Grandpa still treated Grandma really well for a man of his time. He never reprimanded her for trivial things like most men did to keep up the Tough Man/Head of the Household image. He was good with his children, very affectionate with his grandchildren and didn't try to overpower Grandma for her difference in childraising methods. When they found out that Grandma had severe motion sickness, he always let Grandma sit in the front seat next to the driver because that helped. He wasn't too proud to sit in the back.

Grandpa has been gone for quite a few years now. Grandma, I guess in her reminiscing, had been thinking about how he was cold and unaffectionate to her, never travelled with her. She would always bring up how Husband Guy's paternal Grandfather took paternal Grandmother all over the world. And MIL Woman would have to explain to Grandma that "the grass is greener on the other side of the fence because of the bullshit".
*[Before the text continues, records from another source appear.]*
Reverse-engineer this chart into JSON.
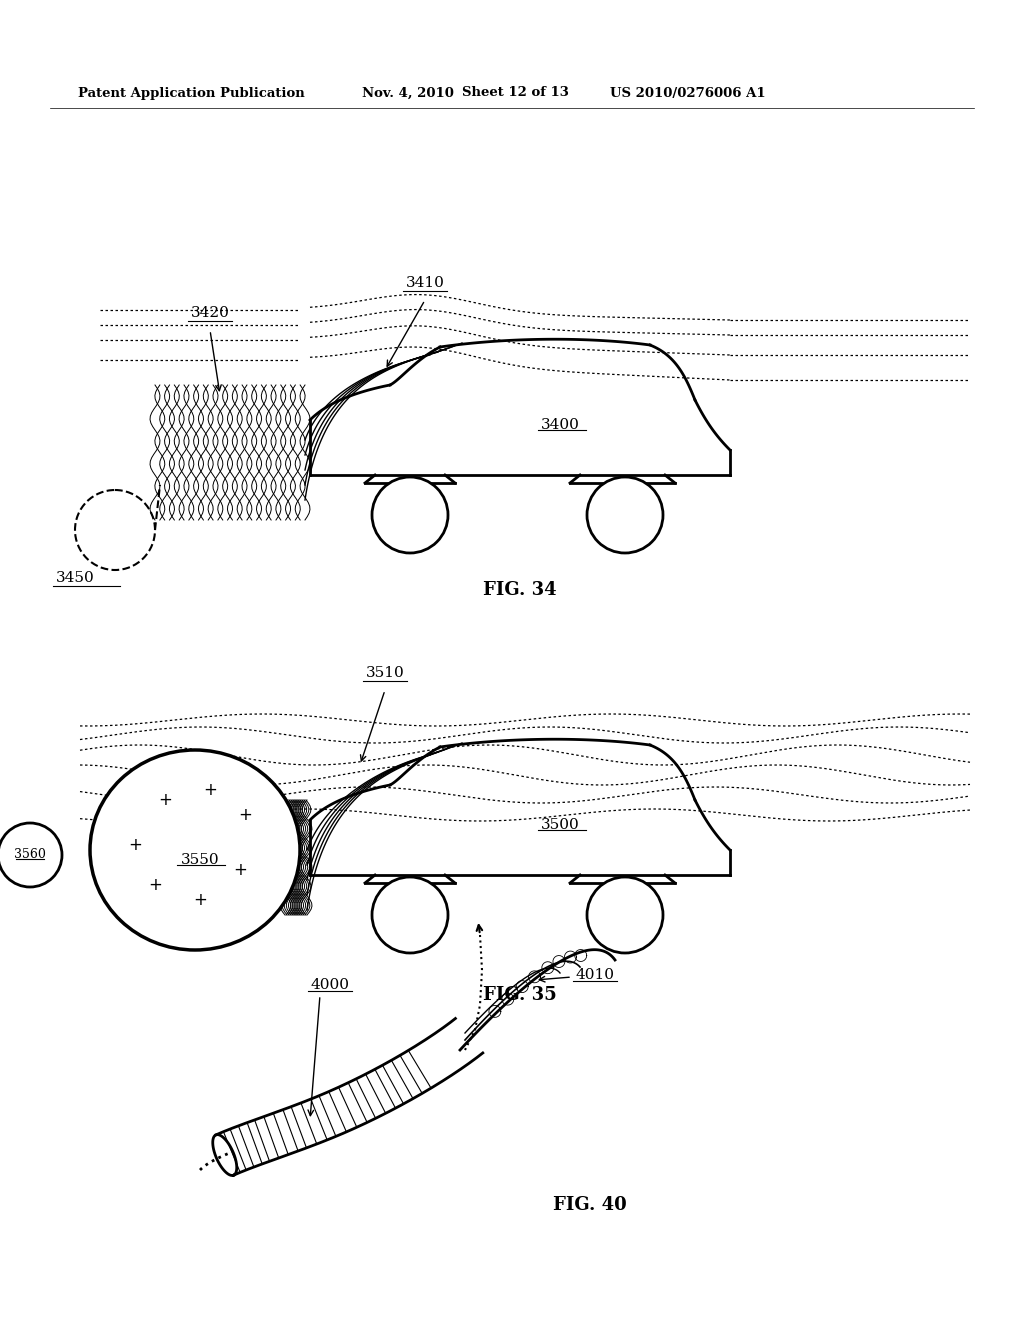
{
  "bg_color": "#ffffff",
  "header_text": "Patent Application Publication",
  "header_date": "Nov. 4, 2010",
  "header_sheet": "Sheet 12 of 13",
  "header_patent": "US 2010/0276006 A1",
  "fig34_label": "FIG. 34",
  "fig35_label": "FIG. 35",
  "fig40_label": "FIG. 40",
  "label_3400": "3400",
  "label_3410": "3410",
  "label_3420": "3420",
  "label_3450": "3450",
  "label_3500": "3500",
  "label_3510": "3510",
  "label_3550": "3550",
  "label_3560": "3560",
  "label_4000": "4000",
  "label_4010": "4010"
}
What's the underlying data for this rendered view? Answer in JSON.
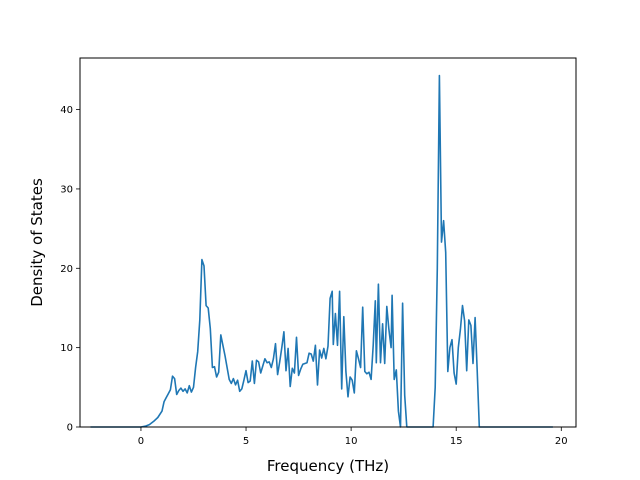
{
  "chart_data": {
    "type": "line",
    "title": "",
    "xlabel": "Frequency (THz)",
    "ylabel": "Density of States",
    "xlim": [
      -2.9,
      20.7
    ],
    "ylim": [
      0,
      46.5
    ],
    "xticks": [
      0,
      5,
      10,
      15,
      20
    ],
    "yticks": [
      0,
      10,
      20,
      30,
      40
    ],
    "grid": false,
    "legend": "none",
    "series": [
      {
        "color": "#1f77b4",
        "points": [
          [
            -2.4,
            0.0
          ],
          [
            0.0,
            0.0
          ],
          [
            0.2,
            0.1
          ],
          [
            0.4,
            0.3
          ],
          [
            0.6,
            0.7
          ],
          [
            0.8,
            1.2
          ],
          [
            1.0,
            2.0
          ],
          [
            1.1,
            3.2
          ],
          [
            1.2,
            3.7
          ],
          [
            1.3,
            4.2
          ],
          [
            1.4,
            4.7
          ],
          [
            1.5,
            6.4
          ],
          [
            1.6,
            6.1
          ],
          [
            1.7,
            4.1
          ],
          [
            1.8,
            4.6
          ],
          [
            1.9,
            4.9
          ],
          [
            2.0,
            4.5
          ],
          [
            2.1,
            4.8
          ],
          [
            2.2,
            4.3
          ],
          [
            2.3,
            5.2
          ],
          [
            2.4,
            4.4
          ],
          [
            2.5,
            5.0
          ],
          [
            2.6,
            7.5
          ],
          [
            2.7,
            9.5
          ],
          [
            2.8,
            13.5
          ],
          [
            2.9,
            21.1
          ],
          [
            3.0,
            20.3
          ],
          [
            3.1,
            15.3
          ],
          [
            3.2,
            15.0
          ],
          [
            3.3,
            12.4
          ],
          [
            3.4,
            7.5
          ],
          [
            3.5,
            7.6
          ],
          [
            3.6,
            6.3
          ],
          [
            3.7,
            6.9
          ],
          [
            3.8,
            11.6
          ],
          [
            3.9,
            10.3
          ],
          [
            4.0,
            9.0
          ],
          [
            4.1,
            7.5
          ],
          [
            4.2,
            6.0
          ],
          [
            4.3,
            5.5
          ],
          [
            4.4,
            6.1
          ],
          [
            4.5,
            5.3
          ],
          [
            4.6,
            5.9
          ],
          [
            4.7,
            4.5
          ],
          [
            4.8,
            4.8
          ],
          [
            4.9,
            5.9
          ],
          [
            5.0,
            7.1
          ],
          [
            5.1,
            5.6
          ],
          [
            5.2,
            5.8
          ],
          [
            5.3,
            8.3
          ],
          [
            5.4,
            5.5
          ],
          [
            5.5,
            8.4
          ],
          [
            5.6,
            8.2
          ],
          [
            5.7,
            6.8
          ],
          [
            5.8,
            7.7
          ],
          [
            5.9,
            8.6
          ],
          [
            6.0,
            8.1
          ],
          [
            6.1,
            8.2
          ],
          [
            6.2,
            7.5
          ],
          [
            6.3,
            8.6
          ],
          [
            6.4,
            10.5
          ],
          [
            6.5,
            6.6
          ],
          [
            6.6,
            8.2
          ],
          [
            6.7,
            10.0
          ],
          [
            6.8,
            12.0
          ],
          [
            6.9,
            7.1
          ],
          [
            7.0,
            9.9
          ],
          [
            7.1,
            5.1
          ],
          [
            7.2,
            7.4
          ],
          [
            7.3,
            6.8
          ],
          [
            7.4,
            11.3
          ],
          [
            7.5,
            6.5
          ],
          [
            7.6,
            7.3
          ],
          [
            7.7,
            7.9
          ],
          [
            7.8,
            8.0
          ],
          [
            7.9,
            8.1
          ],
          [
            8.0,
            9.3
          ],
          [
            8.1,
            9.2
          ],
          [
            8.2,
            8.3
          ],
          [
            8.3,
            10.3
          ],
          [
            8.4,
            5.3
          ],
          [
            8.5,
            9.7
          ],
          [
            8.6,
            8.7
          ],
          [
            8.7,
            9.9
          ],
          [
            8.8,
            8.6
          ],
          [
            8.9,
            10.2
          ],
          [
            9.0,
            16.2
          ],
          [
            9.1,
            17.1
          ],
          [
            9.15,
            10.4
          ],
          [
            9.25,
            14.3
          ],
          [
            9.35,
            10.3
          ],
          [
            9.45,
            17.1
          ],
          [
            9.55,
            4.8
          ],
          [
            9.65,
            13.9
          ],
          [
            9.75,
            7.0
          ],
          [
            9.85,
            3.8
          ],
          [
            9.95,
            6.3
          ],
          [
            10.05,
            5.9
          ],
          [
            10.15,
            4.3
          ],
          [
            10.25,
            9.6
          ],
          [
            10.35,
            8.6
          ],
          [
            10.45,
            7.5
          ],
          [
            10.55,
            15.1
          ],
          [
            10.65,
            7.0
          ],
          [
            10.75,
            6.7
          ],
          [
            10.85,
            6.9
          ],
          [
            10.95,
            6.0
          ],
          [
            11.05,
            10.3
          ],
          [
            11.15,
            15.9
          ],
          [
            11.2,
            8.1
          ],
          [
            11.3,
            18.0
          ],
          [
            11.4,
            8.1
          ],
          [
            11.5,
            13.0
          ],
          [
            11.6,
            8.0
          ],
          [
            11.7,
            15.2
          ],
          [
            11.8,
            12.3
          ],
          [
            11.9,
            10.0
          ],
          [
            11.95,
            16.6
          ],
          [
            12.05,
            6.0
          ],
          [
            12.15,
            7.2
          ],
          [
            12.25,
            2.0
          ],
          [
            12.35,
            0.0
          ],
          [
            12.45,
            15.6
          ],
          [
            12.55,
            4.0
          ],
          [
            12.65,
            0.0
          ],
          [
            12.75,
            0.0
          ],
          [
            13.9,
            0.0
          ],
          [
            14.0,
            5.0
          ],
          [
            14.1,
            20.0
          ],
          [
            14.2,
            44.3
          ],
          [
            14.3,
            23.3
          ],
          [
            14.4,
            26.0
          ],
          [
            14.5,
            22.0
          ],
          [
            14.6,
            7.0
          ],
          [
            14.7,
            10.0
          ],
          [
            14.8,
            11.0
          ],
          [
            14.9,
            6.8
          ],
          [
            15.0,
            5.4
          ],
          [
            15.1,
            10.0
          ],
          [
            15.2,
            12.3
          ],
          [
            15.3,
            15.3
          ],
          [
            15.4,
            13.4
          ],
          [
            15.5,
            7.1
          ],
          [
            15.6,
            13.5
          ],
          [
            15.7,
            12.8
          ],
          [
            15.8,
            8.0
          ],
          [
            15.9,
            13.8
          ],
          [
            16.0,
            7.1
          ],
          [
            16.1,
            0.0
          ],
          [
            17.4,
            0.0
          ],
          [
            19.6,
            0.0
          ]
        ]
      }
    ]
  }
}
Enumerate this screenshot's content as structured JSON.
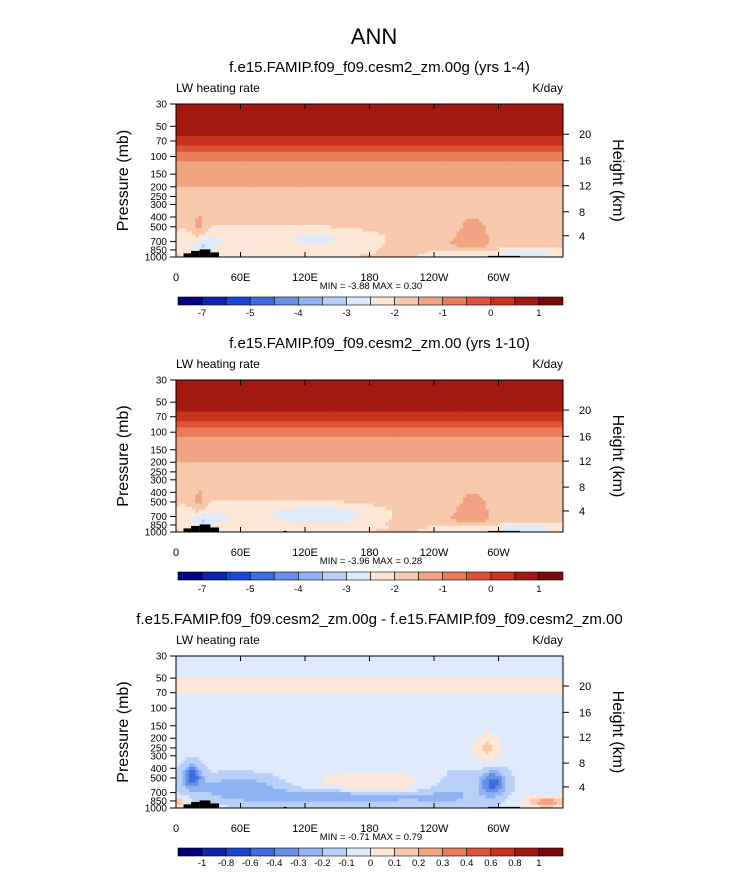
{
  "figure": {
    "title": "ANN"
  },
  "colors": {
    "frame": "#000000",
    "land": "#000000"
  },
  "chart_data": [
    {
      "type": "heatmap",
      "id": "p1",
      "title": "f.e15.FAMIP.f09_f09.cesm2_zm.00g (yrs 1-4)",
      "left_label": "LW heating rate",
      "right_label": "K/day",
      "ylabel": "Pressure (mb)",
      "ylabel_right": "Height (km)",
      "x_ticks": [
        {
          "lon": 0,
          "label": "0"
        },
        {
          "lon": 60,
          "label": "60E"
        },
        {
          "lon": 120,
          "label": "120E"
        },
        {
          "lon": 180,
          "label": "180"
        },
        {
          "lon": 240,
          "label": "120W"
        },
        {
          "lon": 300,
          "label": "60W"
        }
      ],
      "xlim": [
        0,
        360
      ],
      "y_ticks": [
        {
          "p": 30,
          "label": "30"
        },
        {
          "p": 50,
          "label": "50"
        },
        {
          "p": 70,
          "label": "70"
        },
        {
          "p": 100,
          "label": "100"
        },
        {
          "p": 150,
          "label": "150"
        },
        {
          "p": 200,
          "label": "200"
        },
        {
          "p": 250,
          "label": "250"
        },
        {
          "p": 300,
          "label": "300"
        },
        {
          "p": 400,
          "label": "400"
        },
        {
          "p": 500,
          "label": "500"
        },
        {
          "p": 700,
          "label": "700"
        },
        {
          "p": 850,
          "label": "850"
        },
        {
          "p": 1000,
          "label": "1000"
        }
      ],
      "ylim": [
        1000,
        30
      ],
      "height_ticks": [
        {
          "p": 60,
          "label": "20"
        },
        {
          "p": 110,
          "label": "16"
        },
        {
          "p": 195,
          "label": "12"
        },
        {
          "p": 355,
          "label": "8"
        },
        {
          "p": 615,
          "label": "4"
        }
      ],
      "min_max_label": "MIN =  -3.88  MAX =   0.30",
      "colorbar": {
        "colors": [
          "#00007f",
          "#0b24b1",
          "#1947d5",
          "#3f6be0",
          "#6690ea",
          "#8fb2f2",
          "#b8d0f8",
          "#deeafb",
          "#fde6d6",
          "#f7c8ac",
          "#f1a482",
          "#ea7c5b",
          "#de5337",
          "#c8321c",
          "#a21910",
          "#7a0a0a"
        ],
        "labels": [
          "-7",
          "",
          "-5",
          "",
          "-4",
          "",
          "-3",
          "",
          "-2",
          "",
          "-1",
          "",
          "0",
          "",
          "1"
        ]
      },
      "field": {
        "kind": "lw_heating",
        "vmin": -8,
        "vmax": 2,
        "note": "zonal-mean longitude-pressure field, approx. range -3.9 to 0.3 K/day"
      },
      "land": [
        {
          "lon0": 7,
          "lon1": 14,
          "p": 920
        },
        {
          "lon0": 14,
          "lon1": 22,
          "p": 870
        },
        {
          "lon0": 22,
          "lon1": 32,
          "p": 840
        },
        {
          "lon0": 32,
          "lon1": 40,
          "p": 900
        },
        {
          "lon0": 290,
          "lon1": 320,
          "p": 975
        }
      ]
    },
    {
      "type": "heatmap",
      "id": "p2",
      "title": "f.e15.FAMIP.f09_f09.cesm2_zm.00 (yrs 1-10)",
      "left_label": "LW heating rate",
      "right_label": "K/day",
      "ylabel": "Pressure (mb)",
      "ylabel_right": "Height (km)",
      "x_ticks": [
        {
          "lon": 0,
          "label": "0"
        },
        {
          "lon": 60,
          "label": "60E"
        },
        {
          "lon": 120,
          "label": "120E"
        },
        {
          "lon": 180,
          "label": "180"
        },
        {
          "lon": 240,
          "label": "120W"
        },
        {
          "lon": 300,
          "label": "60W"
        }
      ],
      "xlim": [
        0,
        360
      ],
      "y_ticks": [
        {
          "p": 30,
          "label": "30"
        },
        {
          "p": 50,
          "label": "50"
        },
        {
          "p": 70,
          "label": "70"
        },
        {
          "p": 100,
          "label": "100"
        },
        {
          "p": 150,
          "label": "150"
        },
        {
          "p": 200,
          "label": "200"
        },
        {
          "p": 250,
          "label": "250"
        },
        {
          "p": 300,
          "label": "300"
        },
        {
          "p": 400,
          "label": "400"
        },
        {
          "p": 500,
          "label": "500"
        },
        {
          "p": 700,
          "label": "700"
        },
        {
          "p": 850,
          "label": "850"
        },
        {
          "p": 1000,
          "label": "1000"
        }
      ],
      "ylim": [
        1000,
        30
      ],
      "height_ticks": [
        {
          "p": 60,
          "label": "20"
        },
        {
          "p": 110,
          "label": "16"
        },
        {
          "p": 195,
          "label": "12"
        },
        {
          "p": 355,
          "label": "8"
        },
        {
          "p": 615,
          "label": "4"
        }
      ],
      "min_max_label": "MIN =  -3.96  MAX =   0.28",
      "colorbar": {
        "colors": [
          "#00007f",
          "#0b24b1",
          "#1947d5",
          "#3f6be0",
          "#6690ea",
          "#8fb2f2",
          "#b8d0f8",
          "#deeafb",
          "#fde6d6",
          "#f7c8ac",
          "#f1a482",
          "#ea7c5b",
          "#de5337",
          "#c8321c",
          "#a21910",
          "#7a0a0a"
        ],
        "labels": [
          "-7",
          "",
          "-5",
          "",
          "-4",
          "",
          "-3",
          "",
          "-2",
          "",
          "-1",
          "",
          "0",
          "",
          "1"
        ]
      },
      "field": {
        "kind": "lw_heating",
        "vmin": -8,
        "vmax": 2,
        "note": "zonal-mean longitude-pressure field, approx. range -4.0 to 0.3 K/day"
      },
      "land": [
        {
          "lon0": 7,
          "lon1": 14,
          "p": 920
        },
        {
          "lon0": 14,
          "lon1": 22,
          "p": 870
        },
        {
          "lon0": 22,
          "lon1": 32,
          "p": 840
        },
        {
          "lon0": 32,
          "lon1": 40,
          "p": 900
        },
        {
          "lon0": 100,
          "lon1": 103,
          "p": 975
        },
        {
          "lon0": 290,
          "lon1": 320,
          "p": 975
        }
      ]
    },
    {
      "type": "heatmap",
      "id": "p3",
      "title": "f.e15.FAMIP.f09_f09.cesm2_zm.00g - f.e15.FAMIP.f09_f09.cesm2_zm.00",
      "left_label": "LW heating rate",
      "right_label": "K/day",
      "ylabel": "Pressure (mb)",
      "ylabel_right": "Height (km)",
      "x_ticks": [
        {
          "lon": 0,
          "label": "0"
        },
        {
          "lon": 60,
          "label": "60E"
        },
        {
          "lon": 120,
          "label": "120E"
        },
        {
          "lon": 180,
          "label": "180"
        },
        {
          "lon": 240,
          "label": "120W"
        },
        {
          "lon": 300,
          "label": "60W"
        }
      ],
      "xlim": [
        0,
        360
      ],
      "y_ticks": [
        {
          "p": 30,
          "label": "30"
        },
        {
          "p": 50,
          "label": "50"
        },
        {
          "p": 70,
          "label": "70"
        },
        {
          "p": 100,
          "label": "100"
        },
        {
          "p": 150,
          "label": "150"
        },
        {
          "p": 200,
          "label": "200"
        },
        {
          "p": 250,
          "label": "250"
        },
        {
          "p": 300,
          "label": "300"
        },
        {
          "p": 400,
          "label": "400"
        },
        {
          "p": 500,
          "label": "500"
        },
        {
          "p": 700,
          "label": "700"
        },
        {
          "p": 850,
          "label": "850"
        },
        {
          "p": 1000,
          "label": "1000"
        }
      ],
      "ylim": [
        1000,
        30
      ],
      "height_ticks": [
        {
          "p": 60,
          "label": "20"
        },
        {
          "p": 110,
          "label": "16"
        },
        {
          "p": 195,
          "label": "12"
        },
        {
          "p": 355,
          "label": "8"
        },
        {
          "p": 615,
          "label": "4"
        }
      ],
      "min_max_label": "MIN =  -0.71  MAX =   0.79",
      "colorbar": {
        "colors": [
          "#00007f",
          "#0b24b1",
          "#1947d5",
          "#3f6be0",
          "#6690ea",
          "#8fb2f2",
          "#b8d0f8",
          "#deeafb",
          "#fde6d6",
          "#f7c8ac",
          "#f1a482",
          "#ea7c5b",
          "#de5337",
          "#c8321c",
          "#a21910",
          "#7a0a0a"
        ],
        "labels": [
          "-1",
          "-0.8",
          "-0.6",
          "-0.4",
          "-0.3",
          "-0.2",
          "-0.1",
          "0",
          "0.1",
          "0.2",
          "0.3",
          "0.4",
          "0.6",
          "0.8",
          "1"
        ]
      },
      "field": {
        "kind": "difference",
        "vmin": -1.2,
        "vmax": 1.2,
        "note": "difference field, approx. range -0.71 to 0.79 K/day"
      },
      "land": [
        {
          "lon0": 7,
          "lon1": 14,
          "p": 920
        },
        {
          "lon0": 14,
          "lon1": 22,
          "p": 870
        },
        {
          "lon0": 22,
          "lon1": 32,
          "p": 840
        },
        {
          "lon0": 32,
          "lon1": 40,
          "p": 900
        },
        {
          "lon0": 100,
          "lon1": 103,
          "p": 975
        },
        {
          "lon0": 290,
          "lon1": 320,
          "p": 975
        }
      ]
    }
  ]
}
MIL Woman has told me that Husband Guy's paternal Grandfather had one of the worst tempers known to the Universe. It's weakened with age and lack of energy, but he pushed Grandmother to the verge of suicide more than once in her life. No one in the family seems to have much doubt that Grandmother's cancer was a direct result of the stress that he caused her. It's quite obvious and I don't think anyone will disagree with me when I say Husband Guy's paternal family is much less affectionate to Grandfather.

But Grandma, in her illogical way, would think that any of this kind of explaining, by MIL Woman or any of the Aunts was taking Grandpa's side. And she'd get pissed off. When she gets pissed off, her blood pressure rises. Of which, severe nosebleeds and dizzy spells are the best that can happen.